The period from 2004-18 included both carbon-positive and -negative years, but the researchers concluded that the region ultimately lost about 782 grams of carbon per square meter, a 1.6% decrease. The relatively long time period of the study allowed the team to see past the variability between individual years and recognize a persistent trend, Schuur said.

If the carbon-release trend continues or worsens, the authors estimate that the land's carbon content will fall an additional 8% to 20% by the end of the century — a range comparable to the 5% to 15% of expected carbon loss for all Arctic permafrost by 2100, a 2015 estimate from Schuur and other researchers.

The Northern Arizona professor said the similarity between the projections is a good sign that the most recent findings are generalizable and likely apply to many other permafrost ecosystems.

The authors also focused on time periods when the conditions were hot and either very wet or very dry, the two climate directions the future Arctic might take. Carbon loss was dominant in both scenarios: With high rainfall, plants grew more but soil microbes became even more active, and plants suffered worse under dry conditions.

Near the eddy covariance towers in Alaska, Schuur is also deliberately heating areas of permafrost in ongoing research to simulate future warming and learn how the ecosystem reacts. The tests seem to confirm that more carbon will exit the permafrost, he said. They are also pointing to how melting ice in the soil is causing changes in moisture — leaving some areas very wet while others are dry.

Monitoring the Arctic and creating more accurate predictions for the carbon it will emit could inform future economic policy. Schuur said he is working with University of Arizona economist Derek Lemoine to determine the economic benefits of more precisely knowing the Arctic's future greenhouse-gas contributions, including a more effective rollback of human-based emissions.

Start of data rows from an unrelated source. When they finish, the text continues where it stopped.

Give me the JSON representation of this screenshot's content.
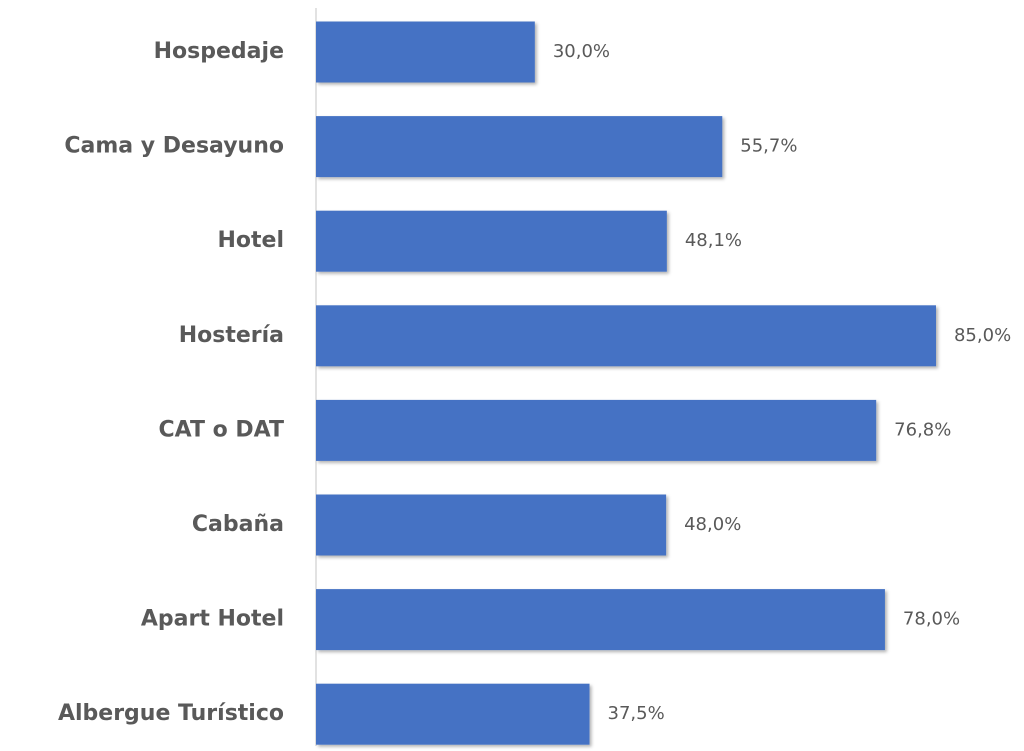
{
  "chart_data": {
    "type": "bar",
    "orientation": "horizontal",
    "categories": [
      "Hospedaje",
      "Cama y Desayuno",
      "Hotel",
      "Hostería",
      "CAT o DAT",
      "Cabaña",
      "Apart Hotel",
      "Albergue Turístico"
    ],
    "values": [
      30.0,
      55.7,
      48.1,
      85.0,
      76.8,
      48.0,
      78.0,
      37.5
    ],
    "value_labels": [
      "30,0%",
      "55,7%",
      "48,1%",
      "85,0%",
      "76,8%",
      "48,0%",
      "78,0%",
      "37,5%"
    ],
    "color": "#4472c4"
  }
}
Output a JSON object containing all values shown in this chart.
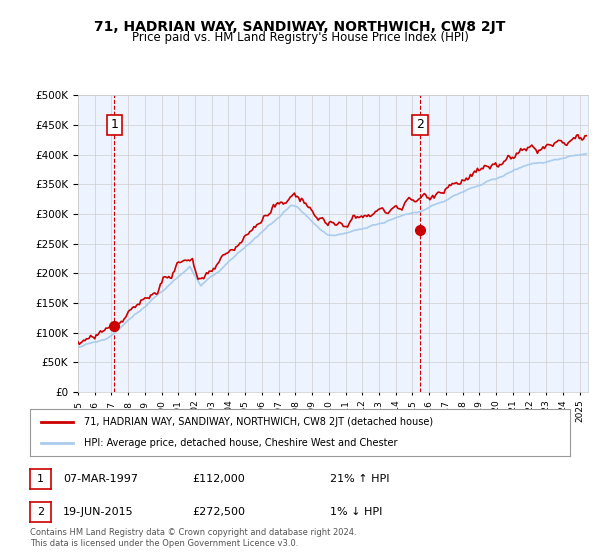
{
  "title": "71, HADRIAN WAY, SANDIWAY, NORTHWICH, CW8 2JT",
  "subtitle": "Price paid vs. HM Land Registry's House Price Index (HPI)",
  "ylim": [
    0,
    500000
  ],
  "yticks": [
    0,
    50000,
    100000,
    150000,
    200000,
    250000,
    300000,
    350000,
    400000,
    450000,
    500000
  ],
  "xlim_start": 1995.0,
  "xlim_end": 2025.5,
  "marker1_x": 1997.18,
  "marker1_y": 112000,
  "marker1_label": "1",
  "marker1_date": "07-MAR-1997",
  "marker1_price": "£112,000",
  "marker1_hpi": "21% ↑ HPI",
  "marker2_x": 2015.46,
  "marker2_y": 272500,
  "marker2_label": "2",
  "marker2_date": "19-JUN-2015",
  "marker2_price": "£272,500",
  "marker2_hpi": "1% ↓ HPI",
  "legend_line1": "71, HADRIAN WAY, SANDIWAY, NORTHWICH, CW8 2JT (detached house)",
  "legend_line2": "HPI: Average price, detached house, Cheshire West and Chester",
  "footnote": "Contains HM Land Registry data © Crown copyright and database right 2024.\nThis data is licensed under the Open Government Licence v3.0.",
  "property_color": "#cc0000",
  "hpi_color": "#aaccee",
  "background_color": "#eef4ff",
  "grid_color": "#cccccc",
  "marker_dashed_color": "#cc0000"
}
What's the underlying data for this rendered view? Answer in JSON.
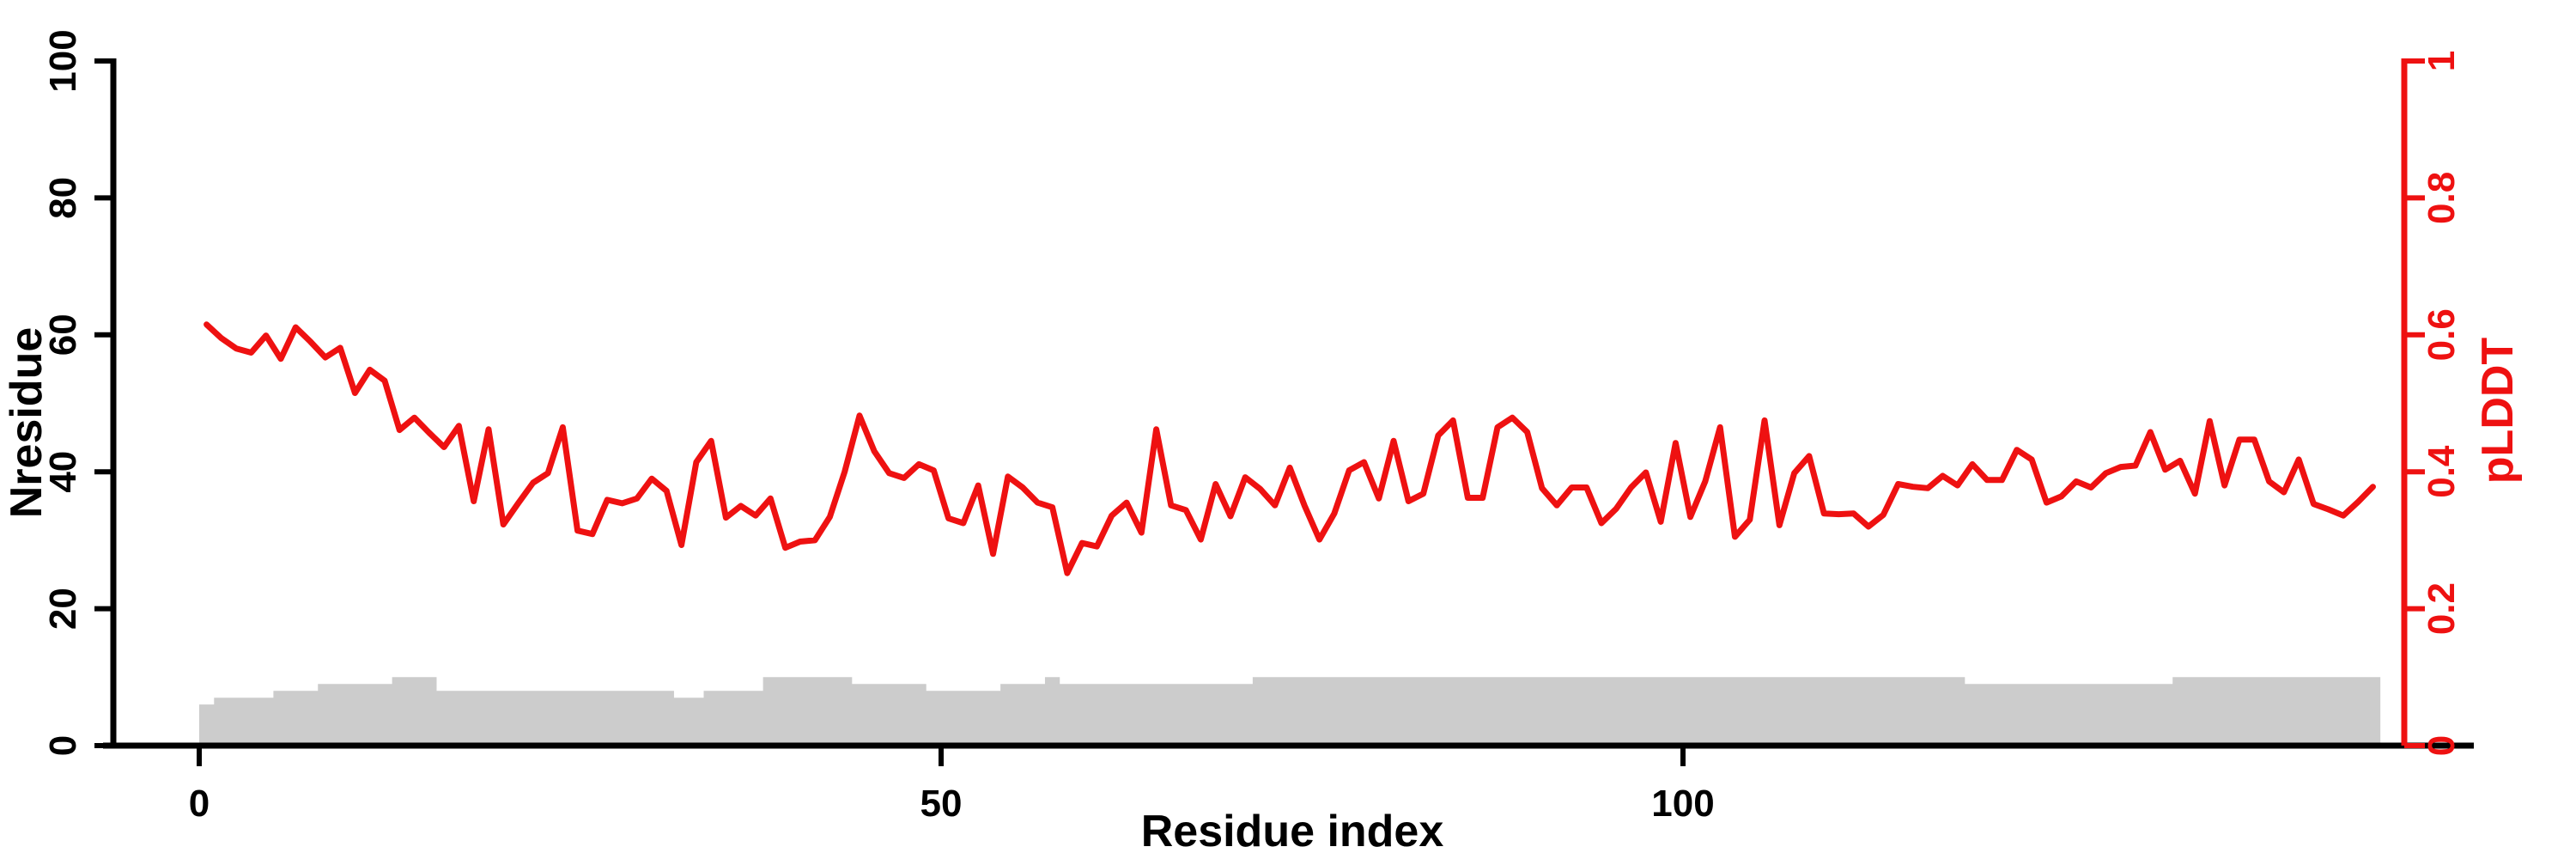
{
  "page": {
    "background_color": "#ffffff",
    "accent_red": "#ee1111",
    "bar_gray": "#cccccc",
    "axis_black": "#000000"
  },
  "chart_data": {
    "type": "line+bar dual-y-axis",
    "title": "",
    "xlabel": "Residue index",
    "x_ticks": [
      0,
      50,
      100
    ],
    "x_range_residues": [
      0,
      147
    ],
    "grid": false,
    "legend": "none",
    "left_axis": {
      "label": "Nresidue",
      "ticks": [
        "0",
        "20",
        "40",
        "60",
        "80",
        "100"
      ],
      "tick_values": [
        0,
        20,
        40,
        60,
        80,
        100
      ],
      "range": [
        0,
        100
      ],
      "color": "#000000"
    },
    "right_axis": {
      "label": "pLDDT",
      "ticks": [
        "0",
        "0.2",
        "0.4",
        "0.6",
        "0.8",
        "1"
      ],
      "tick_values": [
        0,
        0.2,
        0.4,
        0.6,
        0.8,
        1
      ],
      "range": [
        0,
        1
      ],
      "color": "#ee1111"
    },
    "bar_series": {
      "name": "Nresidue",
      "color": "#cccccc",
      "axis": "left",
      "steps": [
        {
          "from": 0,
          "to": 1,
          "height": 6
        },
        {
          "from": 1,
          "to": 5,
          "height": 7
        },
        {
          "from": 5,
          "to": 8,
          "height": 8
        },
        {
          "from": 8,
          "to": 13,
          "height": 9
        },
        {
          "from": 13,
          "to": 16,
          "height": 10
        },
        {
          "from": 16,
          "to": 32,
          "height": 8
        },
        {
          "from": 32,
          "to": 34,
          "height": 7
        },
        {
          "from": 34,
          "to": 38,
          "height": 8
        },
        {
          "from": 38,
          "to": 44,
          "height": 10
        },
        {
          "from": 44,
          "to": 49,
          "height": 9
        },
        {
          "from": 49,
          "to": 54,
          "height": 8
        },
        {
          "from": 54,
          "to": 57,
          "height": 9
        },
        {
          "from": 57,
          "to": 58,
          "height": 10
        },
        {
          "from": 58,
          "to": 71,
          "height": 9
        },
        {
          "from": 71,
          "to": 119,
          "height": 10
        },
        {
          "from": 119,
          "to": 133,
          "height": 9
        },
        {
          "from": 133,
          "to": 147,
          "height": 10
        }
      ]
    },
    "line_series": {
      "name": "pLDDT",
      "color": "#ee1111",
      "axis": "right",
      "first_residue": 1,
      "values": [
        0.615,
        0.595,
        0.58,
        0.574,
        0.599,
        0.565,
        0.611,
        0.59,
        0.567,
        0.581,
        0.515,
        0.549,
        0.533,
        0.461,
        0.479,
        0.457,
        0.436,
        0.467,
        0.357,
        0.462,
        0.323,
        0.354,
        0.384,
        0.398,
        0.465,
        0.314,
        0.309,
        0.359,
        0.354,
        0.361,
        0.39,
        0.372,
        0.293,
        0.414,
        0.445,
        0.333,
        0.35,
        0.336,
        0.361,
        0.289,
        0.298,
        0.3,
        0.334,
        0.4,
        0.482,
        0.43,
        0.398,
        0.391,
        0.411,
        0.402,
        0.332,
        0.325,
        0.38,
        0.28,
        0.393,
        0.377,
        0.355,
        0.348,
        0.252,
        0.296,
        0.291,
        0.336,
        0.355,
        0.311,
        0.462,
        0.351,
        0.344,
        0.301,
        0.382,
        0.335,
        0.392,
        0.375,
        0.351,
        0.406,
        0.35,
        0.301,
        0.339,
        0.402,
        0.414,
        0.361,
        0.445,
        0.357,
        0.368,
        0.453,
        0.475,
        0.362,
        0.362,
        0.465,
        0.479,
        0.458,
        0.376,
        0.351,
        0.377,
        0.377,
        0.325,
        0.346,
        0.377,
        0.399,
        0.327,
        0.442,
        0.334,
        0.386,
        0.465,
        0.305,
        0.33,
        0.475,
        0.322,
        0.398,
        0.423,
        0.339,
        0.338,
        0.339,
        0.32,
        0.337,
        0.382,
        0.378,
        0.376,
        0.394,
        0.38,
        0.411,
        0.388,
        0.388,
        0.432,
        0.418,
        0.355,
        0.364,
        0.386,
        0.377,
        0.398,
        0.407,
        0.409,
        0.458,
        0.403,
        0.416,
        0.368,
        0.474,
        0.38,
        0.447,
        0.447,
        0.386,
        0.37,
        0.418,
        0.353,
        0.345,
        0.336,
        0.356,
        0.378
      ]
    }
  }
}
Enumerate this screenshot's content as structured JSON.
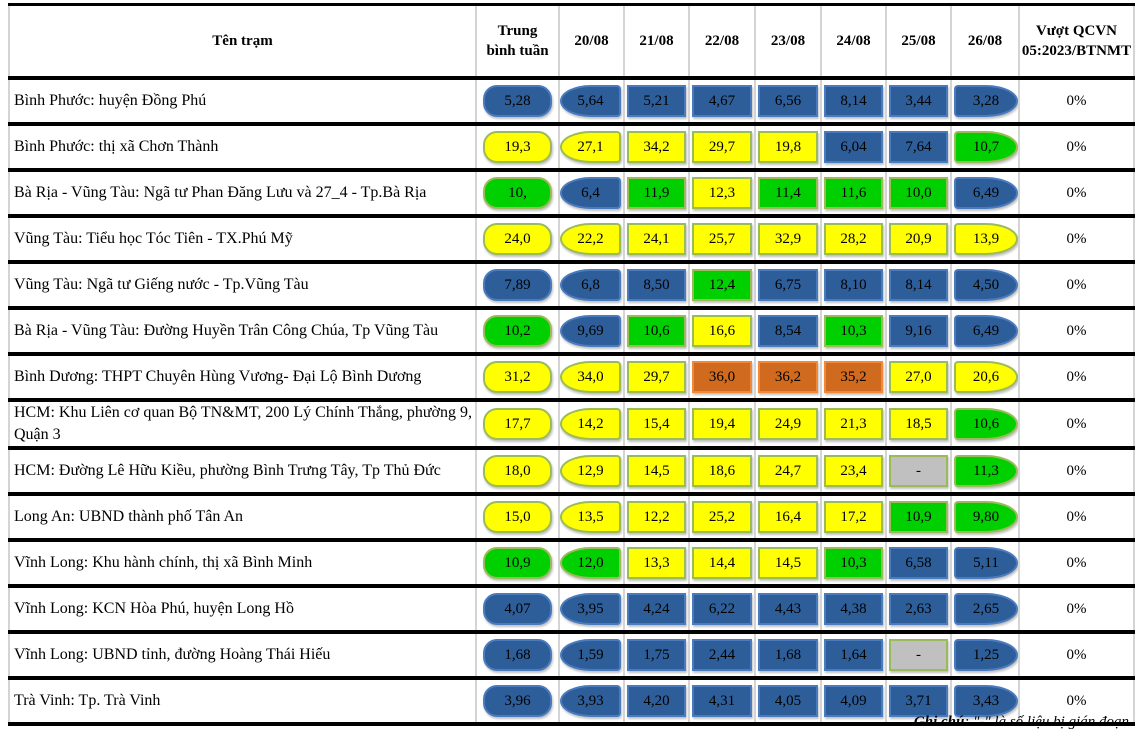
{
  "colors": {
    "b": "#2e5e99",
    "y": "#ffff00",
    "g": "#00d000",
    "o": "#d06a1e",
    "x": "#c0c0c0"
  },
  "header": {
    "station": "Tên trạm",
    "avg_line1": "Trung",
    "avg_line2": "bình tuần",
    "dates": [
      "20/08",
      "21/08",
      "22/08",
      "23/08",
      "24/08",
      "25/08",
      "26/08"
    ],
    "exceed": "Vượt QCVN 05:2023/BTNMT"
  },
  "rows": [
    {
      "name": "Bình Phước: huyện Đồng Phú",
      "avg": "5,28",
      "avg_c": "b",
      "values": [
        "5,64",
        "5,21",
        "4,67",
        "6,56",
        "8,14",
        "3,44",
        "3,28"
      ],
      "levels": [
        "b",
        "b",
        "b",
        "b",
        "b",
        "b",
        "b"
      ],
      "exceed": "0%"
    },
    {
      "name": "Bình Phước: thị xã Chơn Thành",
      "avg": "19,3",
      "avg_c": "y",
      "values": [
        "27,1",
        "34,2",
        "29,7",
        "19,8",
        "6,04",
        "7,64",
        "10,7"
      ],
      "levels": [
        "y",
        "y",
        "y",
        "y",
        "b",
        "b",
        "g"
      ],
      "exceed": "0%"
    },
    {
      "name": "Bà Rịa - Vũng Tàu: Ngã tư Phan Đăng Lưu và 27_4 - Tp.Bà Rịa",
      "avg": "10,",
      "avg_c": "g",
      "values": [
        "6,4",
        "11,9",
        "12,3",
        "11,4",
        "11,6",
        "10,0",
        "6,49"
      ],
      "levels": [
        "b",
        "g",
        "y",
        "g",
        "g",
        "g",
        "b"
      ],
      "exceed": "0%"
    },
    {
      "name": "Vũng Tàu: Tiểu học Tóc Tiên - TX.Phú Mỹ",
      "avg": "24,0",
      "avg_c": "y",
      "values": [
        "22,2",
        "24,1",
        "25,7",
        "32,9",
        "28,2",
        "20,9",
        "13,9"
      ],
      "levels": [
        "y",
        "y",
        "y",
        "y",
        "y",
        "y",
        "y"
      ],
      "exceed": "0%"
    },
    {
      "name": "Vũng Tàu: Ngã tư Giếng nước - Tp.Vũng Tàu",
      "avg": "7,89",
      "avg_c": "b",
      "values": [
        "6,8",
        "8,50",
        "12,4",
        "6,75",
        "8,10",
        "8,14",
        "4,50"
      ],
      "levels": [
        "b",
        "b",
        "g",
        "b",
        "b",
        "b",
        "b"
      ],
      "exceed": "0%"
    },
    {
      "name": "Bà Rịa - Vũng Tàu: Đường Huyền Trân Công Chúa, Tp Vũng Tàu",
      "avg": "10,2",
      "avg_c": "g",
      "values": [
        "9,69",
        "10,6",
        "16,6",
        "8,54",
        "10,3",
        "9,16",
        "6,49"
      ],
      "levels": [
        "b",
        "g",
        "y",
        "b",
        "g",
        "b",
        "b"
      ],
      "exceed": "0%"
    },
    {
      "name": "Bình Dương: THPT Chuyên Hùng Vương- Đại Lộ Bình Dương",
      "avg": "31,2",
      "avg_c": "y",
      "values": [
        "34,0",
        "29,7",
        "36,0",
        "36,2",
        "35,2",
        "27,0",
        "20,6"
      ],
      "levels": [
        "y",
        "y",
        "o",
        "o",
        "o",
        "y",
        "y"
      ],
      "exceed": "0%"
    },
    {
      "name": "HCM: Khu Liên cơ quan Bộ TN&MT, 200 Lý Chính Thắng, phường 9, Quận 3",
      "avg": "17,7",
      "avg_c": "y",
      "values": [
        "14,2",
        "15,4",
        "19,4",
        "24,9",
        "21,3",
        "18,5",
        "10,6"
      ],
      "levels": [
        "y",
        "y",
        "y",
        "y",
        "y",
        "y",
        "g"
      ],
      "exceed": "0%"
    },
    {
      "name": "HCM: Đường Lê Hữu Kiều, phường Bình Trưng Tây, Tp Thủ Đức",
      "avg": "18,0",
      "avg_c": "y",
      "values": [
        "12,9",
        "14,5",
        "18,6",
        "24,7",
        "23,4",
        "-",
        "11,3"
      ],
      "levels": [
        "y",
        "y",
        "y",
        "y",
        "y",
        "x",
        "g"
      ],
      "exceed": "0%"
    },
    {
      "name": "Long An: UBND thành phố Tân An",
      "avg": "15,0",
      "avg_c": "y",
      "values": [
        "13,5",
        "12,2",
        "25,2",
        "16,4",
        "17,2",
        "10,9",
        "9,80"
      ],
      "levels": [
        "y",
        "y",
        "y",
        "y",
        "y",
        "g",
        "g"
      ],
      "exceed": "0%"
    },
    {
      "name": "Vĩnh Long: Khu hành chính, thị xã Bình Minh",
      "avg": "10,9",
      "avg_c": "g",
      "values": [
        "12,0",
        "13,3",
        "14,4",
        "14,5",
        "10,3",
        "6,58",
        "5,11"
      ],
      "levels": [
        "g",
        "y",
        "y",
        "y",
        "g",
        "b",
        "b"
      ],
      "exceed": "0%"
    },
    {
      "name": "Vĩnh Long: KCN Hòa Phú, huyện Long Hồ",
      "avg": "4,07",
      "avg_c": "b",
      "values": [
        "3,95",
        "4,24",
        "6,22",
        "4,43",
        "4,38",
        "2,63",
        "2,65"
      ],
      "levels": [
        "b",
        "b",
        "b",
        "b",
        "b",
        "b",
        "b"
      ],
      "exceed": "0%"
    },
    {
      "name": "Vĩnh Long: UBND tỉnh, đường Hoàng Thái Hiếu",
      "avg": "1,68",
      "avg_c": "b",
      "values": [
        "1,59",
        "1,75",
        "2,44",
        "1,68",
        "1,64",
        "-",
        "1,25"
      ],
      "levels": [
        "b",
        "b",
        "b",
        "b",
        "b",
        "x",
        "b"
      ],
      "exceed": "0%"
    },
    {
      "name": "Trà Vinh: Tp. Trà Vinh",
      "avg": "3,96",
      "avg_c": "b",
      "values": [
        "3,93",
        "4,20",
        "4,31",
        "4,05",
        "4,09",
        "3,71",
        "3,43"
      ],
      "levels": [
        "b",
        "b",
        "b",
        "b",
        "b",
        "b",
        "b"
      ],
      "exceed": "0%"
    }
  ],
  "note": {
    "label": "Ghi chú",
    "text": ": \"-\" là số liệu bị gián đoạn"
  }
}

"Right now, the Arctic is remote and, I would say, understudied," Schuur said. "If you put sensors up there and you have monitoring stations and you know, 'Hey, we're releasing a lot or releasing a little,' then you can adjust your own policies to act more efficiently."

The professor said he believes the best way to reduce emissions tied to permafrost is to "put our own house in order" and cut emissions from human activity, which accelerate the warming of the Arctic and the thawing of permafrost.

The study, "Tundra underlain by thawing permafrost persistently emits carbon to the atmosphere over fifteen years of measurements," published March 30 in JGR Biogeosciences, was authored by Ted Schuur, Chris Ebert, Justin Ledman, Elaine Pegoraro, Heidi Rodenhizer and Christina Schaedel, Northern Arizona University; Rosvel Bracho and Gerardo Celis, Northern Arizona University and University of Florida; Fay Belshe, Jason Vogel and Elizabeth Webb, University of Florida; Marguerite Mauritz, Northern Arizona University and University of Texas at El Paso; Cesar Plaza, Northern Arizona University, Rey Juan Carlos University and Spanish National Research Council; Vladimir Romanovsky, University of Alaska Fairbanks; Dave Schirokauer, Denali National Park and Preserve; and Meghan Taylor, Northern Arizona University and Yale University.